JURNAL REFLEKSI DWI MIGGUAN 1.4
OLEH: MABRURATUL HASANAH, M. Pd.
CGP
ANGKATAN 5 KABUPATEN PAMEKASAN
Untuk mewujudkan filosofi KHD
saya harus menjadi seorang guru penggerak yang memiliki otak luhur
manusia agar kita seorang guru penggerak yang bijaksana dalam mengambil segala
tindakan. Hal itu terjadi karena dengan kita memiliki otak luhur manusia maka
pembelajaran dengan filosofi KHD dan siswa yang memiliki profile Pancasila akan
tercapai. Hal itu akan saya tuangkan dalam visi saya sebagai guru penggerak.

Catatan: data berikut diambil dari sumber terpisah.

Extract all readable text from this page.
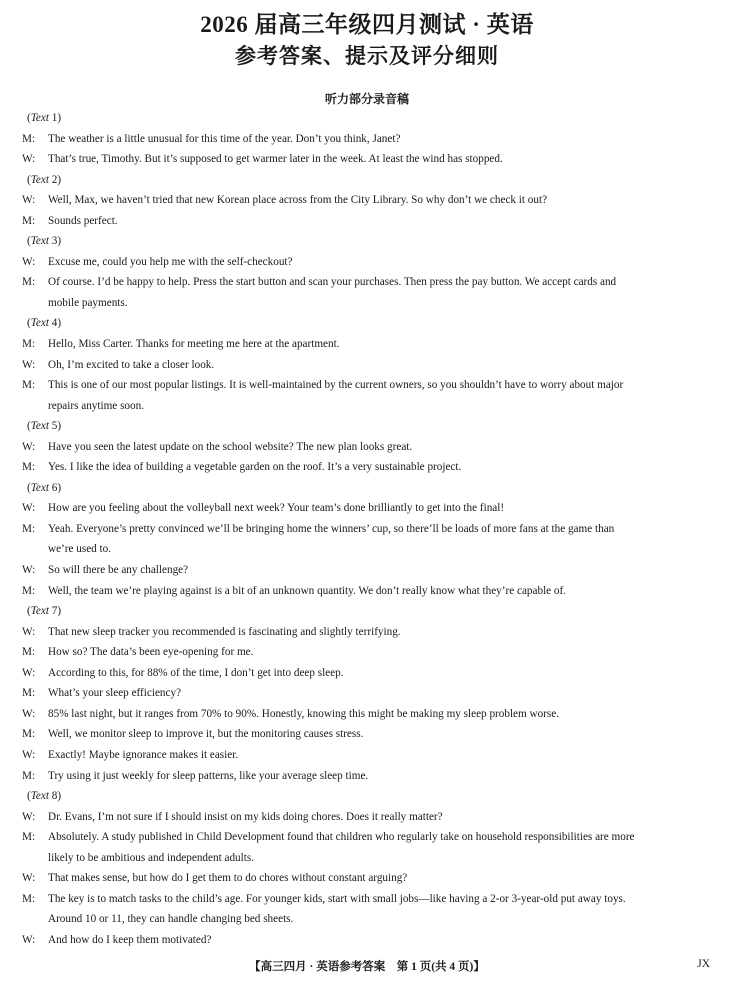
2026 届高三年级四月测试 · 英语
参考答案、提示及评分细则
听力部分录音稿
(Text 1)
M: The weather is a little unusual for this time of the year. Don’t you think, Janet?
W: That’s true, Timothy. But it’s supposed to get warmer later in the week. At least the wind has stopped.
(Text 2)
W: Well, Max, we haven’t tried that new Korean place across from the City Library. So why don’t we check it out?
M: Sounds perfect.
(Text 3)
W: Excuse me, could you help me with the self-checkout?
M: Of course. I’d be happy to help. Press the start button and scan your purchases. Then press the pay button. We accept cards and
mobile payments.
(Text 4)
M: Hello, Miss Carter. Thanks for meeting me here at the apartment.
W: Oh, I’m excited to take a closer look.
M: This is one of our most popular listings. It is well-maintained by the current owners, so you shouldn’t have to worry about major
repairs anytime soon.
(Text 5)
W: Have you seen the latest update on the school website? The new plan looks great.
M: Yes. I like the idea of building a vegetable garden on the roof. It’s a very sustainable project.
(Text 6)
W: How are you feeling about the volleyball next week? Your team’s done brilliantly to get into the final!
M: Yeah. Everyone’s pretty convinced we’ll be bringing home the winners’ cup, so there’ll be loads of more fans at the game than
we’re used to.
W: So will there be any challenge?
M: Well, the team we’re playing against is a bit of an unknown quantity. We don’t really know what they’re capable of.
(Text 7)
W: That new sleep tracker you recommended is fascinating and slightly terrifying.
M: How so? The data’s been eye-opening for me.
W: According to this, for 88% of the time, I don’t get into deep sleep.
M: What’s your sleep efficiency?
W: 85% last night, but it ranges from 70% to 90%. Honestly, knowing this might be making my sleep problem worse.
M: Well, we monitor sleep to improve it, but the monitoring causes stress.
W: Exactly! Maybe ignorance makes it easier.
M: Try using it just weekly for sleep patterns, like your average sleep time.
(Text 8)
W: Dr. Evans, I’m not sure if I should insist on my kids doing chores. Does it really matter?
M: Absolutely. A study published in Child Development found that children who regularly take on household responsibilities are more
likely to be ambitious and independent adults.
W: That makes sense, but how do I get them to do chores without constant arguing?
M: The key is to match tasks to the child’s age. For younger kids, start with small jobs—like having a 2-or 3-year-old put away toys.
Around 10 or 11, they can handle changing bed sheets.
W: And how do I keep them motivated?
【高三四月 · 英语参考答案　第 1 页(共 4 页)】	JX
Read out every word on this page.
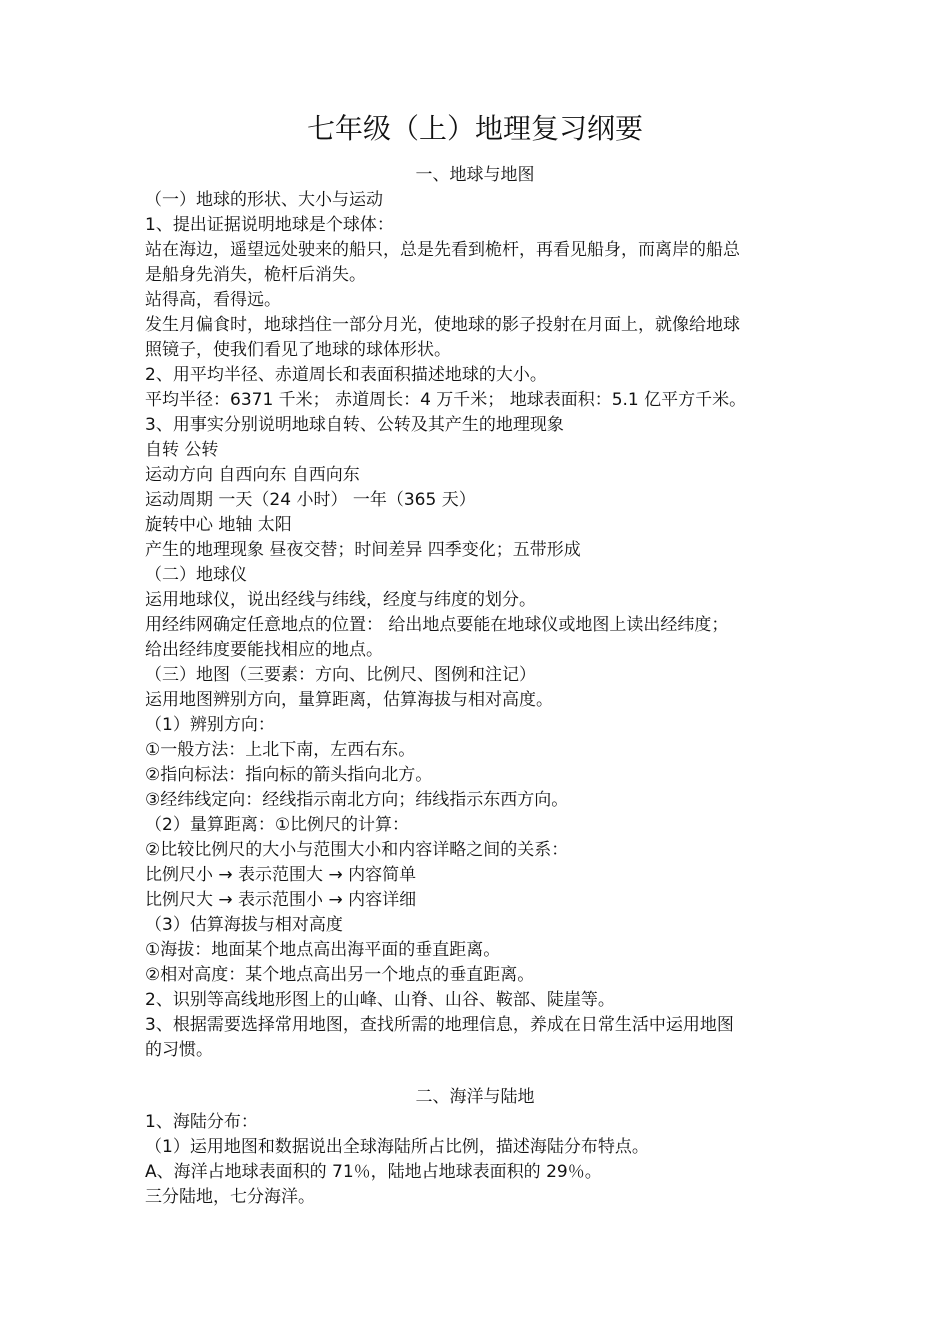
七年级（上）地理复习纲要
一、地球与地图
（一）地球的形状、大小与运动
1、提出证据说明地球是个球体：
站在海边，遥望远处驶来的船只，总是先看到桅杆，再看见船身，而离岸的船总
是船身先消失，桅杆后消失。
站得高，看得远。
发生月偏食时，地球挡住一部分月光，使地球的影子投射在月面上，就像给地球
照镜子，使我们看见了地球的球体形状。
2、用平均半径、赤道周长和表面积描述地球的大小。
平均半径：6371 千米； 赤道周长：4 万千米； 地球表面积：5.1 亿平方千米。
3、用事实分别说明地球自转、公转及其产生的地理现象
自转 公转
运动方向 自西向东 自西向东
运动周期 一天（24 小时） 一年（365 天）
旋转中心 地轴 太阳
产生的地理现象 昼夜交替；时间差异 四季变化；五带形成
（二）地球仪
运用地球仪，说出经线与纬线，经度与纬度的划分。
用经纬网确定任意地点的位置： 给出地点要能在地球仪或地图上读出经纬度；
给出经纬度要能找相应的地点。
（三）地图（三要素：方向、比例尺、图例和注记）
运用地图辨别方向，量算距离，估算海拔与相对高度。
（1）辨别方向：
①一般方法：上北下南，左西右东。
②指向标法：指向标的箭头指向北方。
③经纬线定向：经线指示南北方向；纬线指示东西方向。
（2）量算距离：①比例尺的计算：
②比较比例尺的大小与范围大小和内容详略之间的关系：
比例尺小 → 表示范围大 → 内容简单
比例尺大 → 表示范围小 → 内容详细
（3）估算海拔与相对高度
①海拔：地面某个地点高出海平面的垂直距离。
②相对高度：某个地点高出另一个地点的垂直距离。
2、识别等高线地形图上的山峰、山脊、山谷、鞍部、陡崖等。
3、根据需要选择常用地图，查找所需的地理信息，养成在日常生活中运用地图
的习惯。
二、海洋与陆地
1、海陆分布：
（1）运用地图和数据说出全球海陆所占比例，描述海陆分布特点。
A、海洋占地球表面积的 71％，陆地占地球表面积的 29％。
三分陆地，七分海洋。
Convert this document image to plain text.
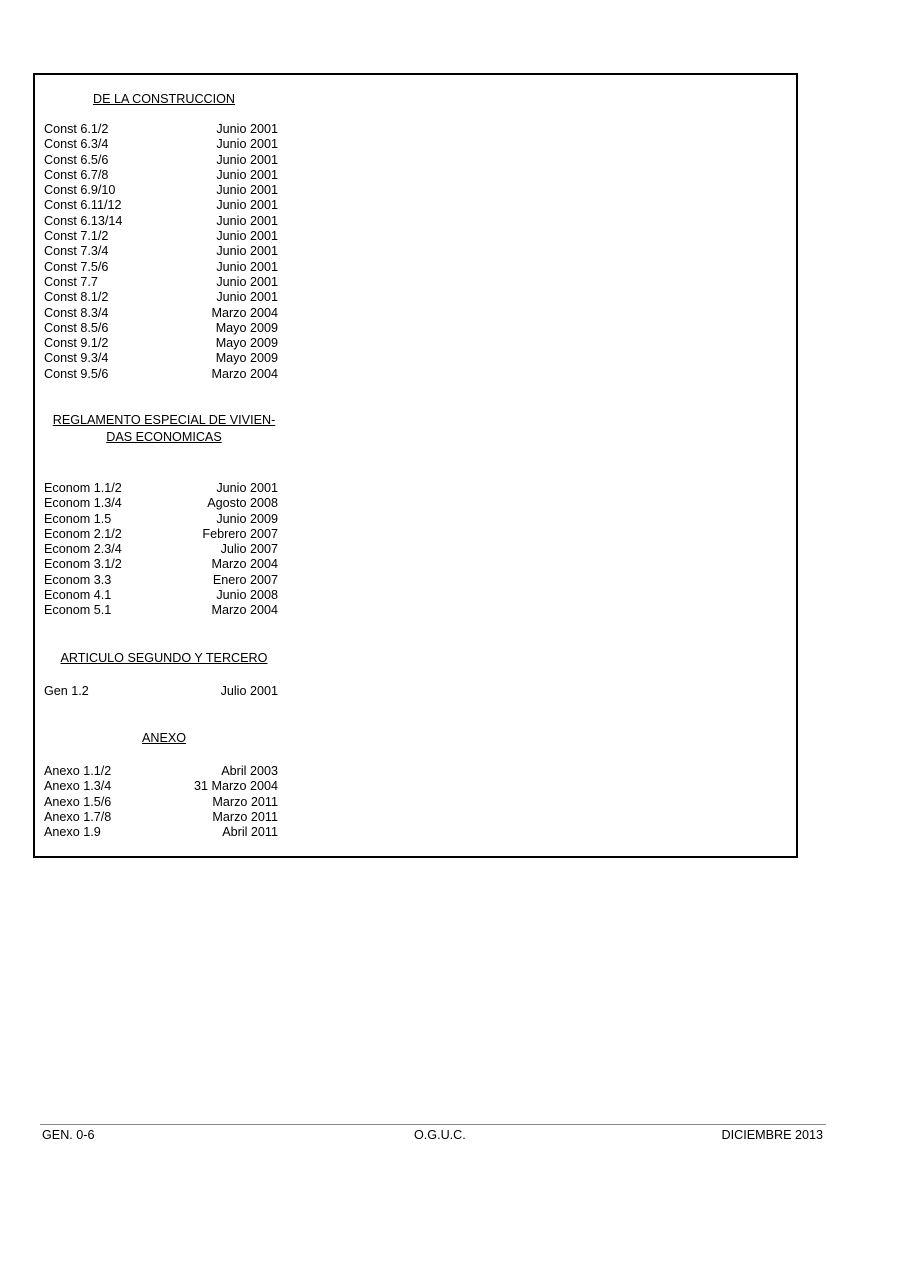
DE LA CONSTRUCCION
Const 6.1/2	Junio 2001
Const 6.3/4	Junio 2001
Const 6.5/6	Junio 2001
Const 6.7/8	Junio 2001
Const 6.9/10	Junio 2001
Const 6.11/12	Junio 2001
Const 6.13/14	Junio 2001
Const 7.1/2	Junio 2001
Const 7.3/4	Junio 2001
Const 7.5/6	Junio 2001
Const 7.7	Junio 2001
Const 8.1/2	Junio 2001
Const 8.3/4	Marzo 2004
Const 8.5/6	Mayo 2009
Const 9.1/2	Mayo 2009
Const 9.3/4	Mayo 2009
Const 9.5/6	Marzo 2004
REGLAMENTO ESPECIAL DE VIVIEN-
DAS ECONOMICAS
Econom 1.1/2	Junio 2001
Econom 1.3/4	Agosto 2008
Econom 1.5	Junio 2009
Econom 2.1/2	Febrero 2007
Econom 2.3/4	Julio 2007
Econom 3.1/2	Marzo 2004
Econom 3.3	Enero 2007
Econom 4.1	Junio 2008
Econom 5.1	Marzo 2004
ARTICULO SEGUNDO Y TERCERO
Gen 1.2	Julio 2001
ANEXO
Anexo 1.1/2	Abril 2003
Anexo 1.3/4	31 Marzo 2004
Anexo 1.5/6	Marzo 2011
Anexo 1.7/8	Marzo 2011
Anexo 1.9	Abril 2011
GEN. 0-6	O.G.U.C.	DICIEMBRE 2013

Visi guru penggerak dapat diwujudkan dalam pembuatan BAGJA prakarsa perubahan.
Visi saya sebagai guru penggerak adalah mengembangkan sekolah ramah anak melalui
disiplin positif. Disiplin positif akan menjadikan budaya positif ketika
disiplin positif tersebut dilaksanakan oleh semua pihak sekolah. Cara untuk
menerapkan itu semua kita dapat menerapkan segitiga restitusi. Segi tiga restitusi tersebbit adalah 1. Menstabilkan
identitas, 2. Menvalidasi tindakan yang salah dan 3. Menanyakan keyakian. Bagian dasar dari segitiga bertujuan untuk
mengubah identitas anak dari orang yang gagal karena melakukan kesalahan
menjadi orang yang sukses. Anak yang melanggar peraturan karena sedang mencari
perhatian adalah anak yang sedang mengalami kegagalan. Dia mencoba untuk
memenuhi kebutuhan dasarnya namun ada benturan. Kalau kita mengkritik dia, maka
kita akan tetap membuatnya dalam posisi gagal. hukuman bersifat tidak terencana atau tiba-tiba. Anak atau
murid tidak tahu apa yang akan terjadi, dan tidak dilibatkan. Hukuman bersifat
satu arah, dari pihak guru yang memberikan, dan murid hanya menerima suatu
hukuman tanpa melalui suatu kesepakatan, atau pengarahan dari pihak guru, baik
sebelum atau sesudahnya. Hukuman yang diberikan bisa berupa fisik maupun
psikis, murid/anak disakiti oleh suatu perbuatan atau kata-kata.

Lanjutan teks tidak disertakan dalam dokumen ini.